North of this station are tunnel stub headings running straight from the local tracks for a proposed line under Central Park West or Morningside Avenue, that would have terminated either at 145th Street or 155th Street.

When the BRT / BMT was building the Broadway line as part of the Dual Contracts, the company also wanted to be awarded the Central Park West / Eighth Avenue route, which was on the planning boards at that time. The company figured that if they built ramps from the Broadway line that could naturally be extended to an Eighth Avenue line, they would get a toehold on being awarded that line, rather than lose out to the IRT, the only other subway operator when the Dual Contracts were built.

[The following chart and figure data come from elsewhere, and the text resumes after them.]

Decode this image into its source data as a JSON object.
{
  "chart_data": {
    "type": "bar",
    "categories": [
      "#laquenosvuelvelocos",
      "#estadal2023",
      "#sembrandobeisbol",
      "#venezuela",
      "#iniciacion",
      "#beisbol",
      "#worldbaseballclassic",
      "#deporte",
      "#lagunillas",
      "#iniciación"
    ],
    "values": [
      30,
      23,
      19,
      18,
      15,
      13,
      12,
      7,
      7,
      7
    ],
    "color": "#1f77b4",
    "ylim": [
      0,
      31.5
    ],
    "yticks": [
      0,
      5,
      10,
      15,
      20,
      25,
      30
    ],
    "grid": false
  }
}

The BMT / BRT never built that line for various reasons including the bankruptcy of the company after the Malbone Street Wreck and Mayor Hylan's plan to include the Eighth Avenue / CPW route in the IND system. The ramps were built but never used for revenue service. They were eventually used for storage until the tracks were disconnected.

The disused trackways for the proposed line ramp up and run for about 500 ft. The ramp on the northbound side has a Maintenance-of-Way shed built on it, and the trackway on the southbound side also has a storage shed sitting in it, just north of where the local tracks come in, but this shed is few hundred feet north of the shed on the opposite trackway of the other side of the tunnel. Some of the actual rails remain and can be seen from passing express/63rd Street Line trains, but are covered by many years of dirt. The never-used trackways curve slightly west before ending.